On Rosh Hashanah, I talked about our desire to create small groups who meet together to connect, to socialize, and, sometimes, to learn and explore. Sometimes the groups may get together just for the pleasure of members’ company, and sometimes they would get together to address some of challenges we see in the world. I have been meeting with groups of congregants to learn about your aspirations for your lives, and about your concerns for your lives as well. One of the topics that is repeated again and again is the caustic political environment we now find ourselves in. I could not agree more. This is something that weighs heavily on my heart, as well. As a congregation, one of the ways that we bring value to our community and our lives is to repair a sense of community, especially among people whose beliefs lay on different sides of the political spectrum. As part of our Small Groups Initiative, we want to create a pilot group so we can learn what will lead to a meaningful community. So, I propose that we initiate one small pilot group now and call it a leshem shamayim group, a group for the sake of heaven. A leshem shamayim group is for people who are excited about exploring ideas openly, thoroughly, and lovingly, where truth is our highest goal. A leshem shamayim group is not for everyone. It’s not for debaters or warriors for any side. It’s for the humble, the curious, and the open hearted. There will be rules requiring respect and prohibiting rancorous debate, and, as the Rabbis suggested, we will spend time just connecting with one another.

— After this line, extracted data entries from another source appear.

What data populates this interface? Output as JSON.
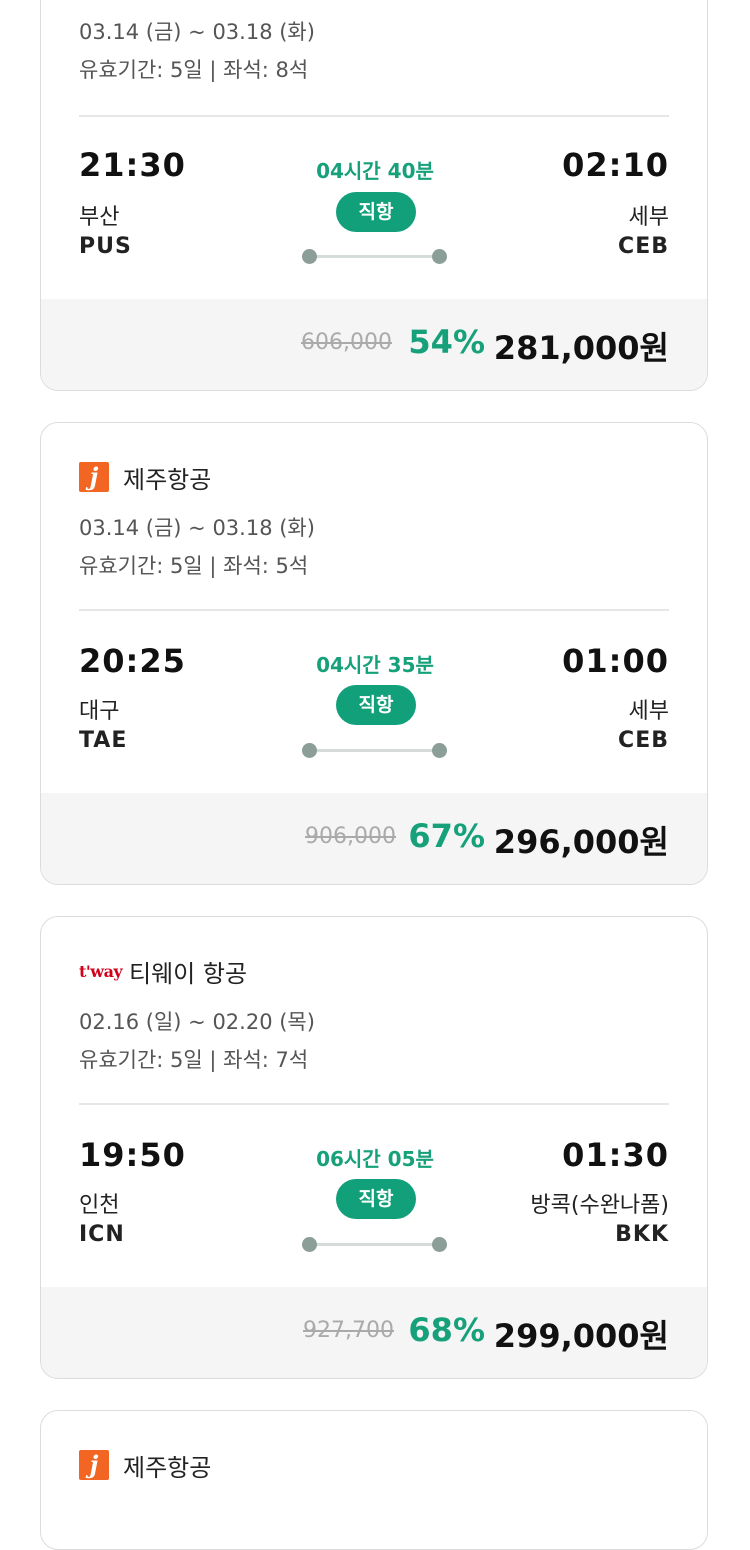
{
  "cards": [
    {
      "dates": "03.14 (금) ~ 03.18 (화)",
      "validity": "유효기간: 5일 | 좌석: 8석",
      "depart_time": "21:30",
      "depart_city": "부산",
      "depart_code": "PUS",
      "arrive_time": "02:10",
      "arrive_city": "세부",
      "arrive_code": "CEB",
      "duration": "04시간 40분",
      "direct": "직항",
      "original_price": "606,000",
      "discount": "54%",
      "price": "281,000원"
    },
    {
      "airline_name": "제주항공",
      "airline_logo": "jeju-air-logo",
      "logo_text": "j",
      "dates": "03.14 (금) ~ 03.18 (화)",
      "validity": "유효기간: 5일 | 좌석: 5석",
      "depart_time": "20:25",
      "depart_city": "대구",
      "depart_code": "TAE",
      "arrive_time": "01:00",
      "arrive_city": "세부",
      "arrive_code": "CEB",
      "duration": "04시간 35분",
      "direct": "직항",
      "original_price": "906,000",
      "discount": "67%",
      "price": "296,000원"
    },
    {
      "airline_name": "티웨이 항공",
      "airline_logo": "tway-logo",
      "logo_text": "t'way",
      "dates": "02.16 (일) ~ 02.20 (목)",
      "validity": "유효기간: 5일 | 좌석: 7석",
      "depart_time": "19:50",
      "depart_city": "인천",
      "depart_code": "ICN",
      "arrive_time": "01:30",
      "arrive_city": "방콕(수완나폼)",
      "arrive_code": "BKK",
      "duration": "06시간 05분",
      "direct": "직항",
      "original_price": "927,700",
      "discount": "68%",
      "price": "299,000원"
    },
    {
      "airline_name": "제주항공",
      "airline_logo": "jeju-air-logo",
      "logo_text": "j"
    }
  ],
  "colors": {
    "accent_green": "#16a17a",
    "direct_badge": "#11a07a",
    "jeju_orange": "#f26522",
    "tway_red": "#d0021b"
  }
}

I realize that for some people, this group sounds like torture. I respect that. This is only one small example of the kinds of groups we will create in the future. But I also know that there are people whose souls are crying out for a place to be civil and rigorous, to ask hard questions and be open to actually exploring the answers. There are people who do not want to act like animals, like rattlesnakes or eagles.
After the fist fights in Robbers Cave, the psychologists entered a new phase of the experiment. A staff member entered the dining hall and said that a truck carrying supplies got stuck down the road. If they didn’t get that truck unstuck, there would be no food to eat. Every boy went down to the truck, tied ropes around the fender, and pulled with every ounce he could muster. In time, the truck began to move, and so did their impressions of one another. Afterward, the water tank “suddenly” stopped working, and the boys had to join together to fix it. Then they worked out how they could pool their money to rent a film they all wanted to watch. In short, they moved from being the Eagles and the Rattlesnakes to being campers at Robbers Cave.

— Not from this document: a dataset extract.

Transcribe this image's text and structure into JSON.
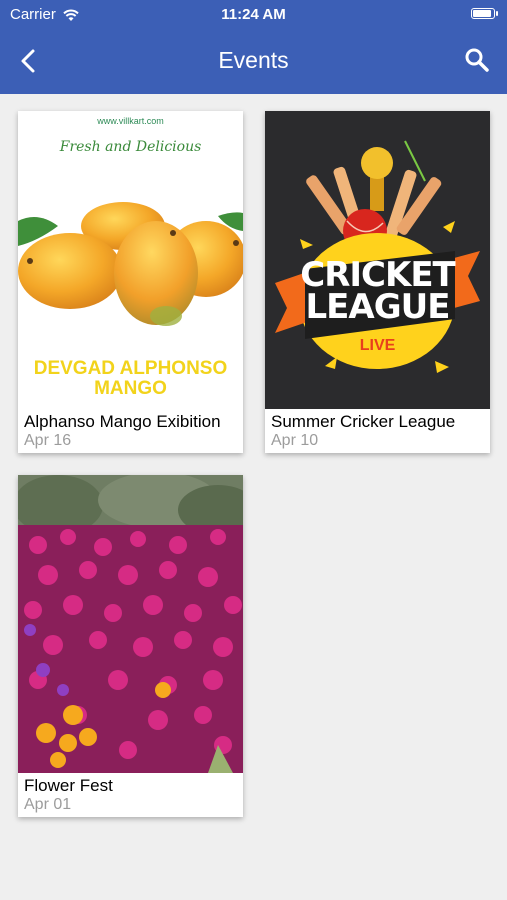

We can heal the rifts of this country, but it will not happen by itself. It will only happen when congregations and communities lift themselves up above the snares that hold us down. I want to tell you about one of my beliefs that changed as I have been thinking about this initiative. Unlike certain elements of Christianity, Judaism does not have a single, coherent explanation of what happens in the afterlife. But one of the ideas that I always thought was especially strange was the idea that when we die, we ascend through layers of heaven where we would encounter the most prominent of Jewish leaders, including Abraham, Isaac, Jacob, Moses, and several others. Each one would have their own yeshiva, a school where people would study around a table, uncovering God’s truth. I thought that idea was a little silly, but then I started thinking about leshem shamayim groups and the possibility of actually having open, honest, respectful, and productive conversations about the most important questions of our time, and I thought, That would be heavenly. I hope you will consider creating heaven on earth, together, so our words can become heralds of truth.